Markus Reuter — Todmorden 513
(Hyperfunction 4 260139 12081, 2011, CD)
Colorado Chamber Orchestra / Thomas A. Blomster — Todmorden 513: Concerto for Orchestra
(7d Media 7D1414, 2014, CD)
by Jon Davis, Published 2014-12-09
Music that pleases the head and music that pleases the heart can be very different things. (Speaking symbolically, of course — aside from the physical experience of loud sounds thumping the chest, the heart as an organ has nothing to do with enjoying any kind of music.) The creation of any music takes some degree of mental effort, but the degree of deliberately intellectual thought that goes into it varies greatly, from the spontaneous creation of an untrained player to the carefully composed constructions of academics, as well as every shade of grey in between along with a multitude of side paths. No method is inherently superior to the others — all are capable of creating both masterpieces and crap. At what is perhaps one extreme of this continuum is algorithmic music, where the composer devises a set of rules and then follows them through to produce the piece. Markus Reuter's "Todmorden 513" was devised using such a method, starting with a simple set of triads, then combining them in varying ways to create 513 units of music lasting roughly one hour.
It was recorded first using a small set of acoustic and electronic instruments and released in 2011. It's an hour of relatively sparse notes using different tones, some long and string-like, others shorter and bell-like or with plucked attack, with the instruments themselves (synthesizers, electric and acoustic guitar, organ, and so on) often indistinguishable individually, or rather so blended as to have their identities subsumed into the whole. The density of notes — determined wholly by the formulas used to generate the piece — range from one or two at a time to massive clusters, though it never really sounds dissonant. Tension ebbs and flows with the complexity of the combinations. The generally slow movement of the piece might provide a similarity with ambient music, and at low volumes it could work as background, but the gradually escalating densities at the peaks provide more tension than true ambient music would allow. But in spite of the mechanical method of its composition, the audible result has a human quality to it, and the brief bits where the distorted guitar comes to the fore are very nice, reminding the listener of the fingers touching real instruments to make the sounds. The eight movements flow without breaks, though there are slight variations in sound to distinguish them. In "VII," the glockenspiel enters with a sequence of eighth notes (the fastest movement up to this point) — the perfect timing to foreshadow the coming climax.

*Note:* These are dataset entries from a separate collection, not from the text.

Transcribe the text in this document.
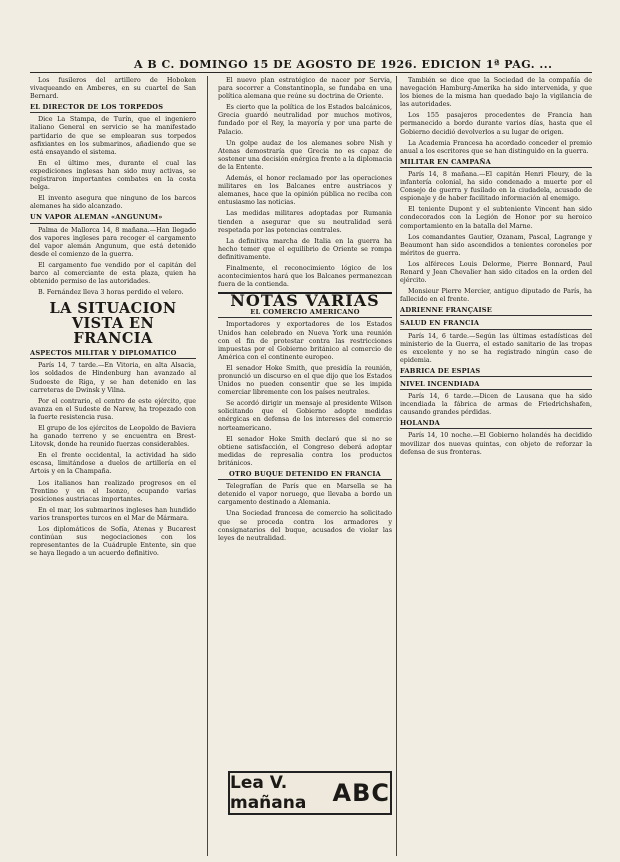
A B C. DOMINGO 15 DE AGOSTO DE 1926. EDICION 1ª PAG. ...

Los fusileros del artillero de Hoboken vivaqueando en Amberes, en su cuartel de San Bernard.

EL DIRECTOR DE LOS TORPEDOS

Dice La Stampa, de Turín, que el ingeniero italiano General en servicio se ha manifestado partidario de que se emplearan sus torpedos asfixiantes en los submarinos, añadiendo que se está ensayando el sistema.

En el último mes, durante el cual las expediciones inglesas han sido muy activas, se registraron importantes combates en la costa belga.

El invento asegura que ninguno de los barcos alemanes ha sido alcanzado.

UN VAPOR ALEMAN «ANGUNUM»

Palma de Mallorca 14, 8 mañana.—Han llegado dos vapores ingleses para recoger el cargamento del vapor alemán Angunum, que está detenido desde el comienzo de la guerra.

El cargamento fue vendido por el capitán del barco al comerciante de esta plaza, quien ha obtenido permiso de las autoridades.

B. Fernández lleva 3 horas perdido el velero.

LA SITUACION VISTA EN FRANCIA
ASPECTOS MILITAR Y DIPLOMATICO

París 14, 7 tarde.—En Vitoria, en alta Alsacia, los soldados de Hindenburg han avanzado al Sudoeste de Riga, y se han detenido en las carreteras de Dwinsk y Vilna.

Por el contrario, el centro de este ejército, que avanza en el Sudeste de Narew, ha tropezado con la fuerte resistencia rusa.

El grupo de los ejércitos de Leopoldo de Baviera ha ganado terreno y se encuentra en Brest-Litovsk, donde ha reunido fuerzas considerables.

En el frente occidental, la actividad ha sido escasa, limitándose a duelos de artillería en el Artois y en la Champaña.

Los italianos han realizado progresos en el Trentino y en el Isonzo, ocupando varias posiciones austriacas importantes.

En el mar, los submarinos ingleses han hundido varios transportes turcos en el Mar de Mármara.

Los diplomáticos de Sofía, Atenas y Bucarest continúan sus negociaciones con los representantes de la Cuádruple Entente, sin que se haya llegado a un acuerdo definitivo.

El nuevo plan estratégico de nacer por Servia, para socorrer a Constantinopla, se fundaba en una política alemana que reúne su doctrina de Oriente.

Es cierto que la política de los Estados balcánicos, Grecia guardó neutralidad por muchos motivos, fundado por el Rey, la mayoría y por una parte de Palacio.

Un golpe audaz de los alemanes sobre Nish y Atenas demostraría que Grecia no es capaz de sostener una decisión enérgica frente a la diplomacia de la Entente.

Además, el honor reclamado por las operaciones militares en los Balcanes entre austriacos y alemanes, hace que la opinión pública no reciba con entusiasmo las noticias.

Las medidas militares adoptadas por Rumania tienden a asegurar que su neutralidad será respetada por las potencias centrales.

La definitiva marcha de Italia en la guerra ha hecho temer que el equilibrio de Oriente se rompa definitivamente.

Finalmente, el reconocimiento lógico de los acontecimientos hará que los Balcanes permanezcan fuera de la contienda.

NOTAS VARIAS
EL COMERCIO AMERICANO

Importadores y exportadores de los Estados Unidos han celebrado en Nueva York una reunión con el fin de protestar contra las restricciones impuestas por el Gobierno británico al comercio de América con el continente europeo.

El senador Hoke Smith, que presidía la reunión, pronunció un discurso en el que dijo que los Estados Unidos no pueden consentir que se les impida comerciar libremente con los países neutrales.

Se acordó dirigir un mensaje al presidente Wilson solicitando que el Gobierno adopte medidas enérgicas en defensa de los intereses del comercio norteamericano.

El senador Hoke Smith declaró que si no se obtiene satisfacción, el Congreso deberá adoptar medidas de represalia contra los productos británicos.

OTRO BUQUE DETENIDO EN FRANCIA

Telegrafían de París que en Marsella se ha detenido el vapor noruego, que llevaba a bordo un cargamento destinado a Alemania.

Una Sociedad francesa de comercio ha solicitado que se proceda contra los armadores y consignatarios del buque, acusados de violar las leyes de neutralidad.

Lea V. mañana	ABC

También se dice que la Sociedad de la compañía de navegación Hamburg-Amerika ha sido intervenida, y que los bienes de la misma han quedado bajo la vigilancia de las autoridades.

Los 155 pasajeros procedentes de Francia han permanecido a bordo durante varios días, hasta que el Gobierno decidió devolverlos a su lugar de origen.

La Academia Francesa ha acordado conceder el premio anual a los escritores que se han distinguido en la guerra.

MILITAR EN CAMPAÑA

París 14, 8 mañana.—El capitán Henri Fleury, de la infantería colonial, ha sido condenado a muerte por el Consejo de guerra y fusilado en la ciudadela, acusado de espionaje y de haber facilitado información al enemigo.

El teniente Dupont y el subteniente Vincent han sido condecorados con la Legión de Honor por su heroico comportamiento en la batalla del Marne.

Los comandantes Gautier, Ozanam, Pascal, Lagrange y Beaumont han sido ascendidos a tenientes coroneles por méritos de guerra.

Los alféreces Louis Delorme, Pierre Bonnard, Paul Renard y Jean Chevalier han sido citados en la orden del ejército.

Monsieur Pierre Mercier, antiguo diputado de París, ha fallecido en el frente.

ADRIENNE FRANÇAISE
SALUD EN FRANCIA

París 14, 6 tarde.—Según las últimas estadísticas del ministerio de la Guerra, el estado sanitario de las tropas es excelente y no se ha registrado ningún caso de epidemia.

FABRICA DE ESPIAS
NIVEL INCENDIADA

París 14, 6 tarde.—Dicen de Lausana que ha sido incendiada la fábrica de armas de Friedrichshafen, causando grandes pérdidas.

HOLANDA

París 14, 10 noche.—El Gobierno holandés ha decidido movilizar dos nuevas quintas, con objeto de reforzar la defensa de sus fronteras.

Then in 2012, Reuter put out word that he was interested in an orchestral version of the work. Thomas Blomster, musical director of the Colorado Chamber Orchestra, responded, and an intercontinental collaboration was born. Rather than trying to score the piece for a conventional symphony orchestra with sections of instruments playing together with occasional solo spots, an alternative path was taken. In the sequences of notes, no parts were more important than any others, there were no backing parts or melodic parts, so they settled on an ensemble of 50 "soloists," including violins, violas, cellos, basses, a variety of wind and percussion instruments, and electonic organ. The instruments are often grouped into trios, quartets, or quintets, each treated as a unit, and sometimes (especially towards the climax) functioning on their own, allowing a wide range of tone colors as the notes come and go. The overall impression of the piece is very similar, but the expanded sonic palette and the mere participation of such a large number of players alters the feel. While Blomster's conducting keeps the timing of the various notes on track, the musicians must listen carefully and balance their part against the others, as the score contains no dynamic markings. One area where the orchestrated version shines is the use of percussion, with bells especially providing a magical shimmer to their moments.
The Concerto for Orchestra CD comes packaged with a DVD containing the documentary Breaking 513, which features interviews with some of the participants and video of the orchestra rehearsals and performance. While it's interesting to see some of the logistics that went into making it happen, there isn't a lot of insight gained into the composition itself. Many of the musicians are seen as skeptical at first, not understanding this monster piece of music that is so different from the Classical repertoire or even 20th Century compositions. But in the end, the kind of calm, meditative state brought on by the piece's relentless procession wins them over. The small audience at the premier paused in silence after the last note faded, took a collective breath, and applauded enthusiastically. There are also two alternative mixes of the music, one in 5.1 surround sound, and one done by Robert Rich.
The music is so far removed from the realities of day-to-day life and the type of music we hear around us that it creates its own world, where its own rules apply. The rules of our physical world are largely deterministic (given a set of facts and conditions, the result is predictable — the apple will hit the ground after the same amount of time falling, the sun will rise at the expected time, a potato of the same sized baked at a particular temperature will take the same amount of time to cook, and so on), but within this predictable framework, all art and beauty exists. And in the world of "Todmorden 513," also deterministic, there is great art and beauty, if a listener is willing to commit an hour of time and abandon preconceptions of what music should sound like.